Рациональная фармакотерапия в кардиологии (Nov 2016)

Arterial Hypertension in Patients with Rheumatoid Arthritis. What should be known and considered at diagnosis and treatment?

  • N. M. Nikitina,
  • T. A. Romanova,
  • I. A. Afanas'ev,
  • M. A. Tyapkina,
  • A. P. Rebrov

DOI
https://doi.org/10.20996/1819-6446-2016-12-5-547-552
Journal volume & issue
Vol. 12, no. 5
pp. 547 – 552

Abstract

Read online

The risk of cardiovascular events in patients with rheumatoid arthritis (RA) is higher than this in population in 3.96 times. Arterial hypertension (HT) is one of the modifiable risk factors. According to published data 10-30% of patients have "masked" HT, detectable by the daily monitoring of blood pressure (BP). According to our own study, the prevalence of "masked" HT among RA patients is 28.2%. Among hypertensive patients with RA 7.5% of patients had resistant HT, 36.8% - do not regularly control BP. During daily monitoring of arterial stiffness in RA patients with HT we revealed that outpatient stiffness index was significantly higher than this in patients with essential hypertension (p<0.05).

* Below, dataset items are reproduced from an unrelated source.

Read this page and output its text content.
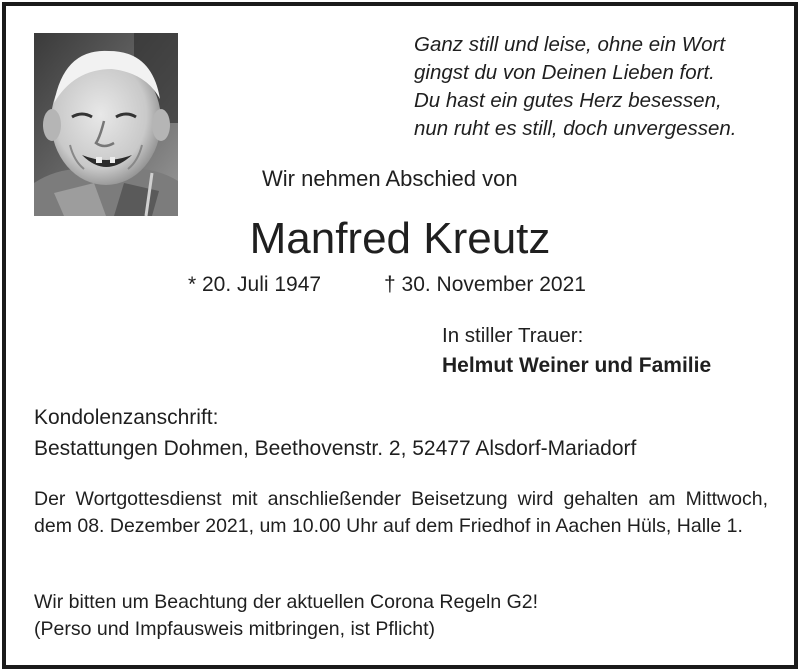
Ganz still und leise, ohne ein Wort
gingst du von Deinen Lieben fort.
Du hast ein gutes Herz besessen,
nun ruht es still, doch unvergessen.
Wir nehmen Abschied von
Manfred Kreutz
* 20. Juli 1947	† 30. November 2021
In stiller Trauer:
Helmut Weiner und Familie
Kondolenzanschrift:
Bestattungen Dohmen, Beethovenstr. 2, 52477 Alsdorf-Mariadorf
Der Wortgottesdienst mit anschließender Beisetzung wird gehalten am Mittwoch, dem 08. Dezember 2021, um 10.00 Uhr auf dem Friedhof in Aachen Hüls, Halle 1.
Wir bitten um Beachtung der aktuellen Corona Regeln G2!
(Perso und Impfausweis mitbringen, ist Pflicht)
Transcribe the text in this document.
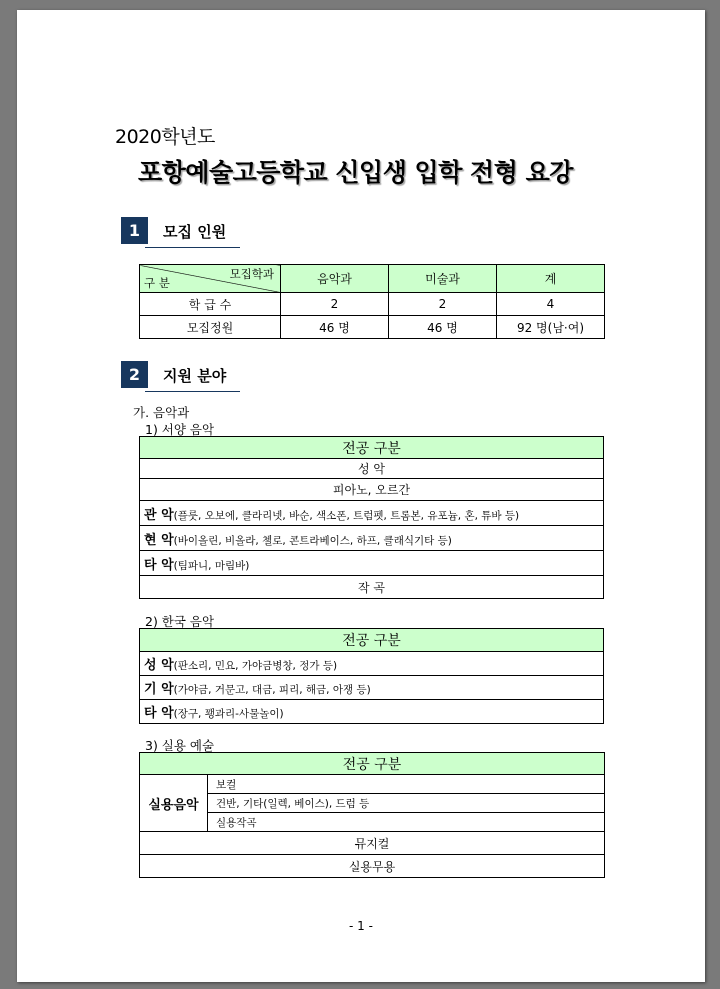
2020학년도
포항예술고등학교 신입생 입학 전형 요강
1	모집 인원
모집학과
구 분	음악과	미술과	계
학 급 수	2	2	4
모집정원	46 명	46 명	92 명(남·여)
2	지원 분야
가. 음악과
1) 서양 음악
전공 구분
성 악
피아노, 오르간
관 악(플룻, 오보에, 클라리넷, 바순, 색소폰, 트럼펫, 트롬본, 유포늄, 혼, 튜바 등)
현 악(바이올린, 비올라, 첼로, 콘트라베이스, 하프, 클래식기타 등)
타 악(팀파니, 마림바)
작 곡
2) 한국 음악
전공 구분
성 악(판소리, 민요, 가야금병창, 정가 등)
기 악(가야금, 거문고, 대금, 피리, 해금, 아쟁 등)
타 악(장구, 꽹과리-사물놀이)
3) 실용 예술
전공 구분
실용음악	보컬
건반, 기타(일렉, 베이스), 드럼 등
실용작곡
뮤지컬
실용무용
- 1 -
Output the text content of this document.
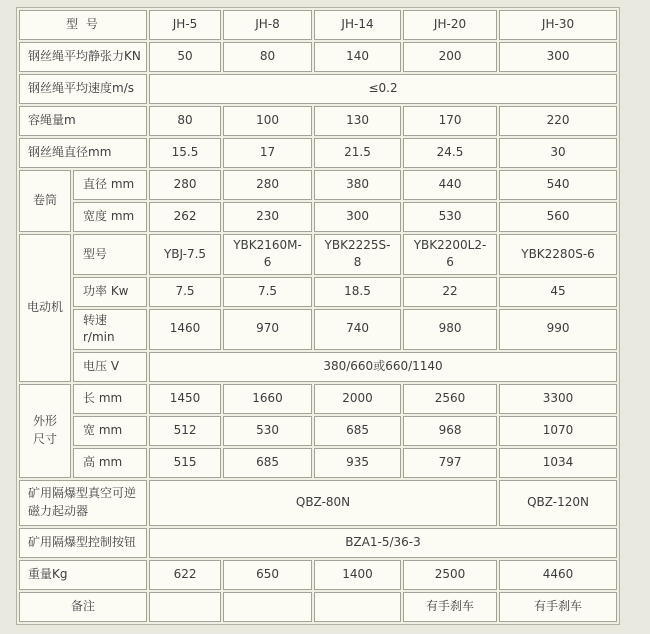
型 号		JH-5	JH-8	JH-14	JH-20	JH-30
钢丝绳平均静张力KN		50	80	140	200	300
钢丝绳平均速度m/s		≤0.2				
容绳量m		80	100	130	170	220
钢丝绳直径mm		15.5	17	21.5	24.5	30
卷筒	直径 mm	280	280	380	440	540
	宽度 mm	262	230	300	530	560
电动机	型号	YBJ-7.5	YBK2160M-6	YBK2225S-8	YBK2200L2-6	YBK2280S-6
	功率 Kw	7.5	7.5	18.5	22	45
	转速 r/min	1460	970	740	980	990
	电压 V	380/660或660/1140				

外形尺寸	长 mm	1450	1660	2000	2560	3300
	宽 mm	512	530	685	968	1070
	高 mm	515	685	935	797	1034
矿用隔爆型真空可逆磁力起动器		QBZ-80N				QBZ-120N
矿用隔爆型控制按钮		BZA1-5/36-3				
重量Kg		622	650	1400	2500	4460
备注					有手刹车	有手刹车
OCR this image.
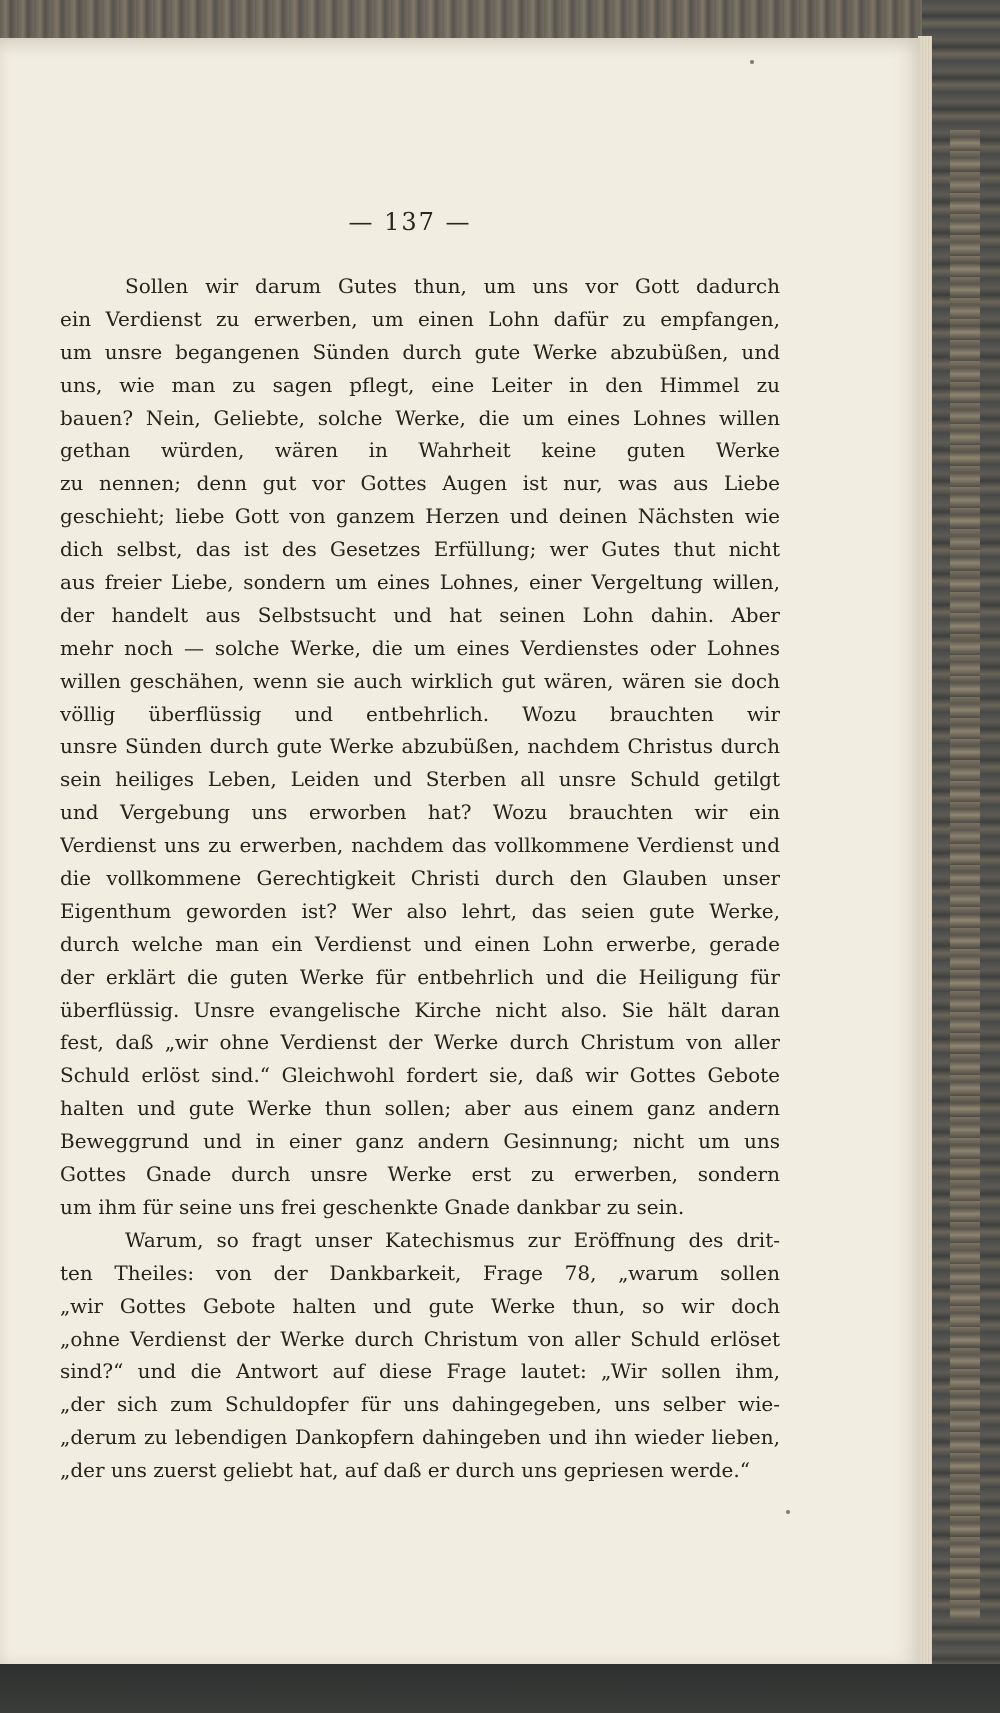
— 137 —
Sollen wir darum Gutes thun, um uns vor Gott dadurch
ein Verdienst zu erwerben, um einen Lohn dafür zu empfangen,
um unsre begangenen Sünden durch gute Werke abzubüßen, und
uns, wie man zu sagen pflegt, eine Leiter in den Himmel zu
bauen? Nein, Geliebte, solche Werke, die um eines Lohnes willen
gethan würden, wären in Wahrheit keine guten Werke
zu nennen; denn gut vor Gottes Augen ist nur, was aus Liebe
geschieht; liebe Gott von ganzem Herzen und deinen Nächsten wie
dich selbst, das ist des Gesetzes Erfüllung; wer Gutes thut nicht
aus freier Liebe, sondern um eines Lohnes, einer Vergeltung willen,
der handelt aus Selbstsucht und hat seinen Lohn dahin. Aber
mehr noch — solche Werke, die um eines Verdienstes oder Lohnes
willen geschähen, wenn sie auch wirklich gut wären, wären sie doch
völlig überflüssig und entbehrlich. Wozu brauchten wir
unsre Sünden durch gute Werke abzubüßen, nachdem Christus durch
sein heiliges Leben, Leiden und Sterben all unsre Schuld getilgt
und Vergebung uns erworben hat? Wozu brauchten wir ein
Verdienst uns zu erwerben, nachdem das vollkommene Verdienst und
die vollkommene Gerechtigkeit Christi durch den Glauben unser
Eigenthum geworden ist? Wer also lehrt, das seien gute Werke,
durch welche man ein Verdienst und einen Lohn erwerbe, gerade
der erklärt die guten Werke für entbehrlich und die Heiligung für
überflüssig. Unsre evangelische Kirche nicht also. Sie hält daran
fest, daß „wir ohne Verdienst der Werke durch Christum von aller
Schuld erlöst sind.“ Gleichwohl fordert sie, daß wir Gottes Gebote
halten und gute Werke thun sollen; aber aus einem ganz andern
Beweggrund und in einer ganz andern Gesinnung; nicht um uns
Gottes Gnade durch unsre Werke erst zu erwerben, sondern
um ihm für seine uns frei geschenkte Gnade dankbar zu sein.
Warum, so fragt unser Katechismus zur Eröffnung des drit-
ten Theiles: von der Dankbarkeit, Frage 78, „warum sollen
„wir Gottes Gebote halten und gute Werke thun, so wir doch
„ohne Verdienst der Werke durch Christum von aller Schuld erlöset
sind?“ und die Antwort auf diese Frage lautet: „Wir sollen ihm,
„der sich zum Schuldopfer für uns dahingegeben, uns selber wie-
„derum zu lebendigen Dankopfern dahingeben und ihn wieder lieben,
„der uns zuerst geliebt hat, auf daß er durch uns gepriesen werde.“
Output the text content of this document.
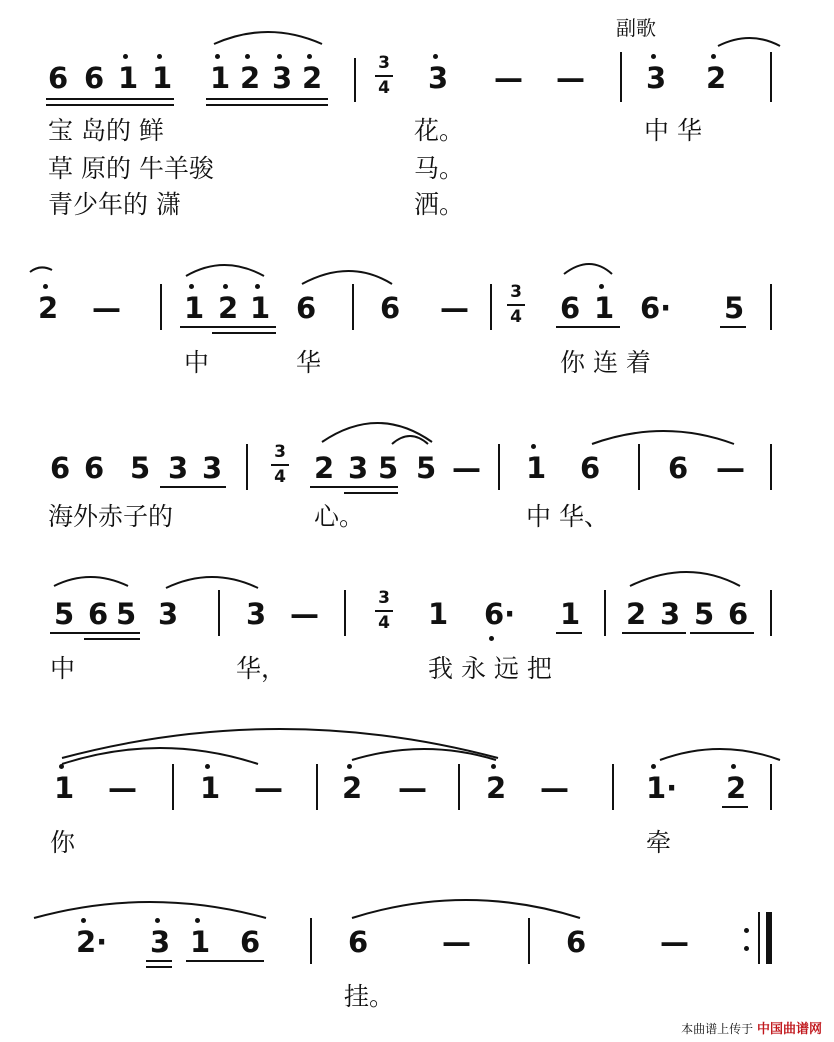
副歌
6 6 1 1 1 2 3 2	3
4 3 — — 3 2
宝 岛的 鲜	花。	中 华
草 原的 牛羊骏	马。
青少年的 潇	洒。
2 — 1 2 1 6 6 — 3
4 6 1 6· 5
中	华	你 连 着
6 6 5 3 3	3
4 2 3 5 5 — 1 6 6 —
海外赤子的	心。	中 华、
5 6 5 3 3 —	3
4 1 6· 1 2 3 5 6
中	华，	我 永 远 把
1 — 1 — 2 — 2 —	1· 2
你	牵
2· 3 1 6	6	—	6	—
挂。
本曲谱上传于 中国曲谱网
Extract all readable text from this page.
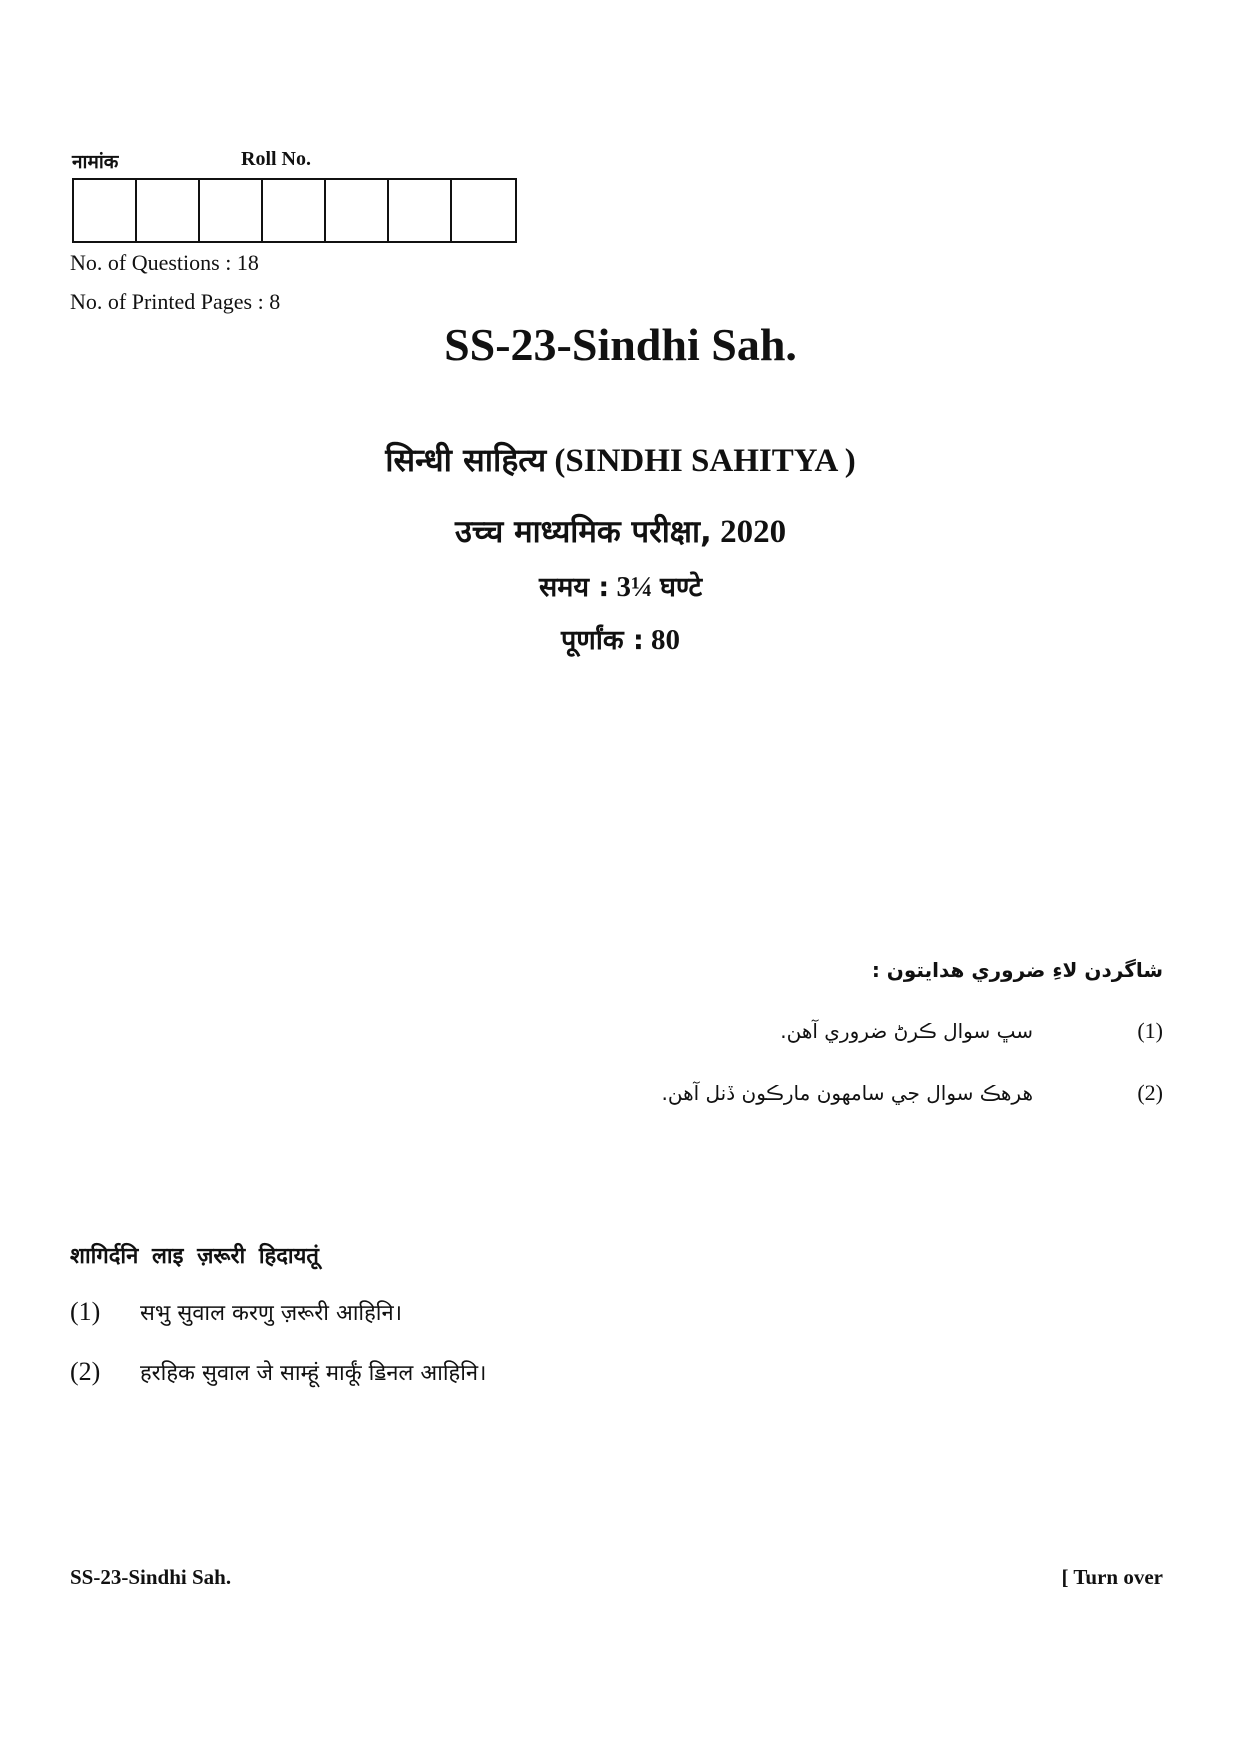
नामांक	Roll No.
No. of Questions : 18
No. of Printed Pages : 8
SS-23-Sindhi Sah.
सिन्धी साहित्य (SINDHI SAHITYA )
उच्च माध्यमिक परीक्षा, 2020
समय : 3¼ घण्टे
पूर्णांक : 80
شاگردن لاءِ ضروري هدايتون :
(1)
سڀ سوال ڪرڻ ضروري آهن.
(2)
هرهڪ سوال جي سامهون مارڪون ڏنل آهن.
शागिर्दनि लाइ ज़रूरी हिदायतूं
(1)	सभु सुवाल करणु ज़रूरी आहिनि।
(2)	हरहिक सुवाल जे साम्हूं मार्कूं ॾिनल आहिनि।
SS-23-Sindhi Sah.	[ Turn over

It is known that the basic anti-inflammatory drugs reduce cardiovascular risk; however, data regarding symptomatic treatment with nonsteroidal antiinflammatory drugs (NSAIDs) and glucocorticoids are contradictory. Antihypertensive treatment of HT patients with RA should be selected taking into account concomitant anti-inflammatory therapy. Treatment with calcium channel blockers is the most justified because they do not reduce their efficacy when used simultaneously with NSAIDs.